BCA, in conjunction with Nottingham Trent Business School, carried out a survey of fleets to assess their used car disposal strategies.
It found a lack of control and process, which resulted in cars under-performing on their residual values. Fleets are typically losing out to the tune of several hundred pounds per car.
“Dealers can and do use this to get a good price,” says Professor Peter Cooke of Nottingham Trent Business School. “The seller is giving away money, but this inefficient model works to dealers’ advantage.”
Cooke believes there is a disconnection between fleets and dealers because fleet operators generally look for the lowest price, rather than considering total cost over the lease/purchase period.

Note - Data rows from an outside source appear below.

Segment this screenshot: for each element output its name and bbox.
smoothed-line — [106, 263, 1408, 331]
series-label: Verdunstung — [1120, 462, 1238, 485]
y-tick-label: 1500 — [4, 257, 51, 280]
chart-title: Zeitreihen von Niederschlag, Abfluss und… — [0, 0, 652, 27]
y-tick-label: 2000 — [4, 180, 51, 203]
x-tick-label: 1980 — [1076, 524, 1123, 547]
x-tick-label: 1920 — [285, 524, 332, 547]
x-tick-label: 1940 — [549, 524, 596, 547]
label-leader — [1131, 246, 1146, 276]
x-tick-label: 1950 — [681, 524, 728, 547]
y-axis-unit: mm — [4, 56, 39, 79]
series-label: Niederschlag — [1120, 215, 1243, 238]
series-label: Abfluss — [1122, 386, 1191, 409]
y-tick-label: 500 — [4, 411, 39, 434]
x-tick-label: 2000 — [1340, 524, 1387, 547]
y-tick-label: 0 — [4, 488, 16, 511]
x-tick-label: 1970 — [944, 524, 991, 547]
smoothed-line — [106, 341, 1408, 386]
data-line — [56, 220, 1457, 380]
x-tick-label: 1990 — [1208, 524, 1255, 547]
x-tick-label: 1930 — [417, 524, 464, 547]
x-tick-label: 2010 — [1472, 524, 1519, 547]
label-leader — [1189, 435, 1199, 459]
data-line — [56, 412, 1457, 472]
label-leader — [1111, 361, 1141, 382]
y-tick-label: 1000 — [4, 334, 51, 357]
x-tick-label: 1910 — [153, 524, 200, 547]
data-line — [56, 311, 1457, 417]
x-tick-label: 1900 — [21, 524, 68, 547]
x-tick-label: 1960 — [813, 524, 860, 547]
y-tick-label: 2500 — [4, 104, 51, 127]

He calls for dealers to educate fleets so they focus on the total cost of the car, taking into account purchase price, strength of residual value, and service, repair and maintenance costs.
“There is more benefit to fleets in concentrating on improving residual values rather than trying to get a high discount on the price. It comes down to their disposal strategy,” Cooke says.
Manufacturers need to do more to “pull through” customers from new cars to used. They should put more focus on used cars, which is “the most important part of the business”, he adds.
One policy adopted by some dealers is to contact customers after two or three years to tell them that ‘they have a buyer for their car, would they like to bring it down for a quote’.
“This takes the fear out of it for customers because they believe they will get a good price,” says Cooke. “Dealers can capture more of the market and ensure customers come back to them for their next car.”